The company had also conducted a previous undisclosed review into the findings of an investigation by The Associated Press that noted the use of Azure by the Israeli Defense Ministry and its insatiable appetite for commercial artificial intelligence (AI) products in the aftermath of the October 7, 2023 attack by Hamas. On May 15, the company declared with implausible confidence that its internal assessments and external review had “found no evidence” that the Azure platform and AI technologies, or any other software, have been used to harm people or that IMOD has failed to comply with our terms of service or our AI Code of Conduct.”

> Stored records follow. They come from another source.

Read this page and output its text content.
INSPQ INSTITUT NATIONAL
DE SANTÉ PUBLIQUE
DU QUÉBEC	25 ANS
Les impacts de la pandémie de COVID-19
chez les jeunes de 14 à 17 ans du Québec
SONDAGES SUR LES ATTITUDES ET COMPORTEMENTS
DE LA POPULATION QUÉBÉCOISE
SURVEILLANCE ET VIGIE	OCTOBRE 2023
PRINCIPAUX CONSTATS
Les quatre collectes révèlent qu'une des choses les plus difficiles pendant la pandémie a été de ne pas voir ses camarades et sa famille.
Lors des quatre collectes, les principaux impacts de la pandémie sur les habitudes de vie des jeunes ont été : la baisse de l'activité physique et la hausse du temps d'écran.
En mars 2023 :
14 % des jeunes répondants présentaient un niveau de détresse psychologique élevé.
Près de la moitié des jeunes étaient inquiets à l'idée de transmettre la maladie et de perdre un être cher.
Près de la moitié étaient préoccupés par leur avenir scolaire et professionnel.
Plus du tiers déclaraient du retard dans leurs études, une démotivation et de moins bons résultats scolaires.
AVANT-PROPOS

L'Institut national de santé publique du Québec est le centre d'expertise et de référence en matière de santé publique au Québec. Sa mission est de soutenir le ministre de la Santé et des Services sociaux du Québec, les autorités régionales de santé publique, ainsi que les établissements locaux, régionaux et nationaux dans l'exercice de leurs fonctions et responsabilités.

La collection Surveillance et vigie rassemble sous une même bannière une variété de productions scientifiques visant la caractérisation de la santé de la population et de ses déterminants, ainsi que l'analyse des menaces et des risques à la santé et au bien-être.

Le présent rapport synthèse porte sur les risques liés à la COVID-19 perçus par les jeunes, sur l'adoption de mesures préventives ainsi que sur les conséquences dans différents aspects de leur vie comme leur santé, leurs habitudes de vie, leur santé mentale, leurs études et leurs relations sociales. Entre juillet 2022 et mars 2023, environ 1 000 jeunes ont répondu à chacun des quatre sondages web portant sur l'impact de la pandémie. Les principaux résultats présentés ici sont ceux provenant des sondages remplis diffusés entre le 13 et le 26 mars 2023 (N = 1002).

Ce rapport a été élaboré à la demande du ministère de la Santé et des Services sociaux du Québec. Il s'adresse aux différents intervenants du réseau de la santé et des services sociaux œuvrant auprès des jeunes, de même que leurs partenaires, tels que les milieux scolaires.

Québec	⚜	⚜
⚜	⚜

The dark publicity prompted by The Guardian and its co-investigators was enough to push Microsoft on August 15 to revisit the allegations, using the services of the law firm Covington & Burling LLP and the technical expertise of a consulting firm. On the morning of September 25, Brad Smith, Vice Chair and President, sent a message to Microsoft employees claiming that the ongoing review had “found evidence that supports elements of The Guardian’s reporting. This evidence includes information relating to IMOD (Israel Ministry of Defense) consumption of Azure storage capacity in the Netherlands and the use of AI services.”
The Ministry had duly been informed of the company’s decision to cease and disable bespoke subscriptions and their services, including their use of specific cloud storage and AI services and technologies.” The decision had been reviewed with the IMOD and steps taken “to ensure compliance with our terms of service, focusing on ensuring our services are not used for mass surveillance of civilians.”
In keeping with the company’s vigorous spirit of having its cake and eating it too, Smith goes on to inform recipients of the message that the move did nothing to end or impair “the important work that Microsoft continues to do to protect the cybersecurity of Israel and other countries in the Middle East, including under the Abraham Accords.” And why would it? Israel is a reliable, valuable client and had merely tripped in failing to abide by the terms of service. That such tripping played, as it continues to do, a vital role in the systematic destruction of Palestinian lives, infrastructure and cultural existence, was a minor matter. Palestinians, as the exhaustive work of Anthony Loewenstein shows, remain test subjects for new weapons, novel forms of targeting, and surveillance, an endeavour that has spawned a global cyber-military-industrial complex.
This explains why the move by Microsoft did not precipitate the usual accusations of discrimination and antisemitism Israeli officials foamingly issue when their conduct is found wanting. This was framed as a commercial matter, a crease that could be ironed out with solicitude. “There is no damage to the operational capabilities of the IDF,” stated one military official to the Times of Israel. Having been forewarned about the measure, Unit 8200 had backed up the data it had stored before the access to the cloud services was terminated. Both the IDF and Microsoft can now continue their working relationship, as long as those tepid terms of service are observed, even if it entails the continued program of extermination in Gaza and apartheid in the West Bank.